In 1988, immediately after her youngest child graduated from college, Thelma enrolled in the District of Columbia School of Law in Washington, D.C. She and her husband enrolled together, and earned their law degrees in 1991. They were both subsequently admitted to the Alaska Bar Association.

==Political career==
In the late 1960s in Anchorage, Alaska, Thelma Buchholdt became involved in politics as a member of the Ad Hoc Committee of Young Democrats. In 1969, she was selected to attend a conference titled "On the Future of Alaska", held by the Brookings Institution in Washington, D.C., in 1974, she was elected to the Alaska House Of Representatives.

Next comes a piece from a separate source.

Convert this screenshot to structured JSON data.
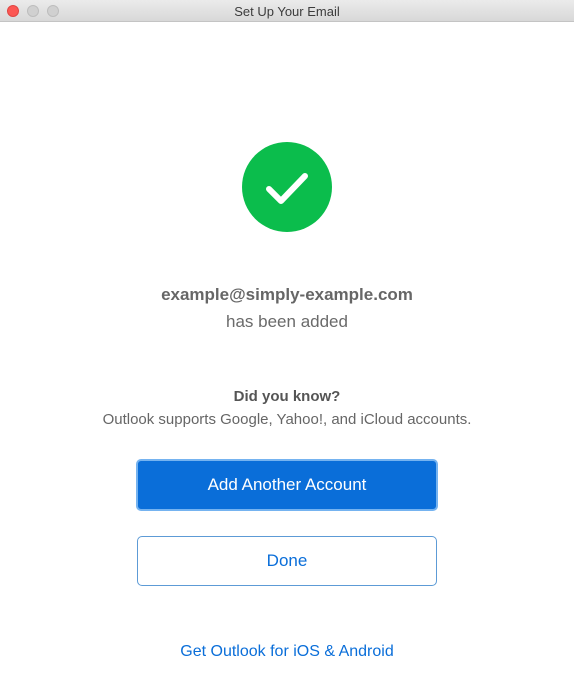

She ran for the Anchorage School Board and lost in a surprisingly close race for a first-time candidate. George McGovern named her the Alaska coordinator for his 1972 presidential campaign. After her work on the McGovern campaign, in 1974 Thelma was elected to the Alaska House of Representatives as an Ad Hoc Democrat. She was subsequently re-elected to the Alaskan legislature in 1976, 1978, and 1980.

She was the first female Filipino American legislator in the United States of America.

She was also the first Filipino American elected to a United States legislative body by a constituency which was less than 3% Asian American and less than 1% Filipino American.

==Personal life==
She met her husband of 50 years, Jon Buchholdt (né Yorgason), while studying in Las Vegas. They raised four children, and she is survived by six grandchildren.

She was a member of the Alaska Bar Association, and practiced law as a member of the Buchholdt Law Offices, located in Anchorage.

She was the founder of the Filipino Heritage Council of Alaska, Inc., and coordinated its presentations of Filipino-Alaskan and Filipino cultural shows in Anchorage, Juneau, Kodiak, and Barrow, Alaska. She also coordinated the 1st Statewide Filipino Community Leadership Conference, held April 21 through 26, 1980 in Juneau, Alaska. A second Statewide Filipino Community Leadership Conference was held in 1981 in Anchorage, Alaska.

She was the founder of the Alaska chapter of the Filipino American National Historical Society, and she served as a trustee and officer of National FANHS. She was the first three-term national president of FANHS.

==Death and legacy==
Buchholdt died of pancreatic cancer on November 5, 2007, at her home in Anchorage.

November 10, 2007 was proclaimed Thelma Buchholdt Day by Alaska Governor Sarah Palin.

The Anchorage Municipal Assembly and Anchorage Mayor Mark Begich passed a joint resolution recognizing July 5, 2008 as Thelma Buchholdt Day "In Celebration of Thelma's Life Time Commitment to Public Service that Upholds Social Justice and the Great Values of Cultural Diversity and Respect for All Peoples."

Her life was one full of "firsts":
- she was a founder of the Boys and Girls Clubs of Alaska (1966)
- she was the first female to be elected President of the Filipino Community of Anchorage, Alaska, Inc. (1973)
- she was the first Asian American elected to the Alaska State Legislature (1974)
- she was the first Filipino American legislator in the United States, outside of Hawaii (1974)
- she was the first Philippine-born woman elected to serve in a United States legislature (1974)
- she founded and coordinated the Filipino Heritage Council of Alaska, Inc. (1975)
- she initiated funding (1980) and was a founder as well as the first president of the Asian Alaskan Cultural Center, the first cross-cultural center of its kind in Alaska (1983)
- she was the first Asian American elected to serve as President of the National Order of Women Legislators (1987)
- she founded the Alaska chapter of the Filipino American National Historical Society (1994)

In 2008, Thelma Buchholdt was awarded the James "Jim" Doogan Lifetime Achievement Award by the Alaska Democratic Party. On June 24, 2008, the City of Anchorage recognized July 5, 2008 as Thelma Buchholdt Day.

On March 6, 2009, she was inducted into the Alaska Women's Hall of Fame in recognition of her long-term, significant contribution to Alaska.

The "Thelma G. Buchholdt Picnic Shelter" was erected in 2010 at Woodland Park, near her Anchorage home.